On February 11, local Zonta Club members organized a group of 60 volunteers into teams of six, created an assembly line and collated more than 1,000 individual period kits. Each kit contain pads, tampons, underwear, panty liners, assorted toiletries and personal care supplies for one period, all in a 1-gallon zip-close plastic bag. This approach to packaging means kits can easily be taken off the shelf and handed out to women and teens who need them.
“We encourage people to bring period supplies to local shelters or food banks or organizations like MHA,” said Knight. “For women in need, a period kit gives them one less thing to worry about.”
Learn more at www.zontaqv.org/period
MHA is a nonprofit provider of residential and support services based in Springfield, MA, providing services throughout the Greater Springfield area to people impacted by mental illness, developmental disabilities, substance abuse and homelessness.
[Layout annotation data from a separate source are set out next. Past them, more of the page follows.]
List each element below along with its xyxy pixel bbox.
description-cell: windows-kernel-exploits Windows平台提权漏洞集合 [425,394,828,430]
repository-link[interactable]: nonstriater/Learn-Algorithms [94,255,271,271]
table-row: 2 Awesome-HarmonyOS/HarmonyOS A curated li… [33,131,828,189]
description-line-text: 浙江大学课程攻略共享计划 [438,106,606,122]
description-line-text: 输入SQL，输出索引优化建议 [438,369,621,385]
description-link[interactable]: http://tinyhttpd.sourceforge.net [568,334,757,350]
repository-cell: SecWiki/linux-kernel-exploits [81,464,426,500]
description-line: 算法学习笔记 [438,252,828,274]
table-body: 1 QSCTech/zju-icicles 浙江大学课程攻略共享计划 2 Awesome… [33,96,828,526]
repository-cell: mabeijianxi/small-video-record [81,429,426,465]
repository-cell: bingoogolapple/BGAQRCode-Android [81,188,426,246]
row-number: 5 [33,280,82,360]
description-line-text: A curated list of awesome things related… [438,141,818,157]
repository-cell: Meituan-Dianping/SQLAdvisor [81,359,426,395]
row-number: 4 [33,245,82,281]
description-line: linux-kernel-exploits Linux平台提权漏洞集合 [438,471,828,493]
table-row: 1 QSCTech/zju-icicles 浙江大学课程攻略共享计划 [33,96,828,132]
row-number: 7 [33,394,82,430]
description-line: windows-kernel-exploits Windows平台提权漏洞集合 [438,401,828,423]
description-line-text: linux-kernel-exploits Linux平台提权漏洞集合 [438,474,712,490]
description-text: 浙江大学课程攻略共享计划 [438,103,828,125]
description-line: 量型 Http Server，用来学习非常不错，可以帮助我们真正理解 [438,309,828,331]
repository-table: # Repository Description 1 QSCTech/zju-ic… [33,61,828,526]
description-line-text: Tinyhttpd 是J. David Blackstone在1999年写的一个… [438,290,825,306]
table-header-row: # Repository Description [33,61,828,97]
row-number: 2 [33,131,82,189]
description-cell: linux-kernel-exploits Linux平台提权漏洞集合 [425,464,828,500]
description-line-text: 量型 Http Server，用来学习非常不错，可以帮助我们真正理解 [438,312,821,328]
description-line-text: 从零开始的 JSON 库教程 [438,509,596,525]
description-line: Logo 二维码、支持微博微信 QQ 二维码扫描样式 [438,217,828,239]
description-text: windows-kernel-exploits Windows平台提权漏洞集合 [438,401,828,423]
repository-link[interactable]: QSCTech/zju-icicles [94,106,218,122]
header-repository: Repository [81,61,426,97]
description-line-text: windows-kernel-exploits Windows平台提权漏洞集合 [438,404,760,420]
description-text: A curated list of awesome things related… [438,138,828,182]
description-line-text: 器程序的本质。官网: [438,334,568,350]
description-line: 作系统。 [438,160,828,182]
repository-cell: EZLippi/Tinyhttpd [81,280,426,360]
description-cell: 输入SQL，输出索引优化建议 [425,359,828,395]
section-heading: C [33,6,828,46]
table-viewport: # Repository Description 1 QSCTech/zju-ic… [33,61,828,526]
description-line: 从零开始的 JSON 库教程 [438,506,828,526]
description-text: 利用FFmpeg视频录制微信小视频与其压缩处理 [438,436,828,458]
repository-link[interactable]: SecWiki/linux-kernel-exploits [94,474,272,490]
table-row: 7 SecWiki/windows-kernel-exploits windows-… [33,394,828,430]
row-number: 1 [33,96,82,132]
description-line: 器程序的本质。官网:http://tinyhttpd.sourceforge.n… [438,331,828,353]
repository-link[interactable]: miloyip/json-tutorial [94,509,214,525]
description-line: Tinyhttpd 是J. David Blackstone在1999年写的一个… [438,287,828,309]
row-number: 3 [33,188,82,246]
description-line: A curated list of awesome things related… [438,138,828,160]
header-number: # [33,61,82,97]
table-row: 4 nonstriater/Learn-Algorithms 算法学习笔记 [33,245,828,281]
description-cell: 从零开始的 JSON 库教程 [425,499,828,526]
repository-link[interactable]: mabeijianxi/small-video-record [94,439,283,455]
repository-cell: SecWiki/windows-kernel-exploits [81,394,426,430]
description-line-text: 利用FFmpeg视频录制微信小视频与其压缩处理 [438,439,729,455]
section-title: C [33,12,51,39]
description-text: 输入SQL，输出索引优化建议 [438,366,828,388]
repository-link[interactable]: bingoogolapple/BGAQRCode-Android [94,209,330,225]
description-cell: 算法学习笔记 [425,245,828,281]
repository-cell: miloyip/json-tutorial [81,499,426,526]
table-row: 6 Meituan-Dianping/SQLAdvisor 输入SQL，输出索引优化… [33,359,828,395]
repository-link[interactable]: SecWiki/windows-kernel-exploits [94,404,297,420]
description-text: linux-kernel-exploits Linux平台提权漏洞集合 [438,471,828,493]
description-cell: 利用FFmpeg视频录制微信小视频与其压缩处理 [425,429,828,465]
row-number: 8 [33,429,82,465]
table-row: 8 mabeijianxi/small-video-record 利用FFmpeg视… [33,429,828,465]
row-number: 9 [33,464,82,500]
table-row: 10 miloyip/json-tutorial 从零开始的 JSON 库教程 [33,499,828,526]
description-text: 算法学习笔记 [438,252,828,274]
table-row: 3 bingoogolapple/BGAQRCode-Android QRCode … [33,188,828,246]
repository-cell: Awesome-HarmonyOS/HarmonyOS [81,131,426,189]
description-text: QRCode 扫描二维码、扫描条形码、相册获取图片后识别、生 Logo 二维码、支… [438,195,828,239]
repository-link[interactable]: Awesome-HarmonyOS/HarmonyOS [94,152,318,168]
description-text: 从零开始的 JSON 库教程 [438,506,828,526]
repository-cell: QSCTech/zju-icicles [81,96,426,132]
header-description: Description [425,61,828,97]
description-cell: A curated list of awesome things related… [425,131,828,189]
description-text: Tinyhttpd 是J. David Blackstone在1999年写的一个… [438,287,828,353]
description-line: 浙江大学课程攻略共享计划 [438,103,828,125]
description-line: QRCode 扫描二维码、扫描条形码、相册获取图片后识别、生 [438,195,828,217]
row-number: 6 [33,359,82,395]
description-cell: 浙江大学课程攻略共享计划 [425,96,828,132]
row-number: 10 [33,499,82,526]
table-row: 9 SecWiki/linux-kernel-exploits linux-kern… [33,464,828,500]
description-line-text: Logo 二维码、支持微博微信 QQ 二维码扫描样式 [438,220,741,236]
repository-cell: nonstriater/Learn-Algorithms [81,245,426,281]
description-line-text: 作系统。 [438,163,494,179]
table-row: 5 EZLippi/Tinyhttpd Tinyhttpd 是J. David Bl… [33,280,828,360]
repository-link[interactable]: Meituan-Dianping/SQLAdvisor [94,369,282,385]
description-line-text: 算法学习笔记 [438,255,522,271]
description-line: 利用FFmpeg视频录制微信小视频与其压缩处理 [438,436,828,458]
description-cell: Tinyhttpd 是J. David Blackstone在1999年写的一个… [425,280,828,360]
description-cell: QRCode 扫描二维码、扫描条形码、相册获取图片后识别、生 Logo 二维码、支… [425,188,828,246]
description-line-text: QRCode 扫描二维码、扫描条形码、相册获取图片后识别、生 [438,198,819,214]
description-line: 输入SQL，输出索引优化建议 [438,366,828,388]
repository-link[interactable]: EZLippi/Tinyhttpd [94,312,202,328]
Our core values are Respect, Integrity and Compassion.
MHA has 400 full- and part-time employees and serves more than 600 participants annually. We operate 25 residential sites, as well as extensive outreach and supported living programs. MHA receives state and federal funding from multiple sources including the MA Department of Mental Health (DMH), MA Department of Developmental Services (DDS), MA Department of Children and Families (DCF), MA Rehabilitation Commission (MRC), the MA Department of Housing and Community Development (DHDC) and the US Department of Housing and Urban Development (HUD).
MHA was founded in 1960 by concerned citizens to provide advocacy for people with mental illness living at Northampton State Hospital. Throughout the deinstitutionalization movement MHA developed a continuum of housing and support options to participants with a wide variety of needs. Our services reflect the belief that everyone deserves quality affordable housing, the opportunity to develop to their fullest potential and the support to pursue their personal vision and meaningfully participate in the life of their community.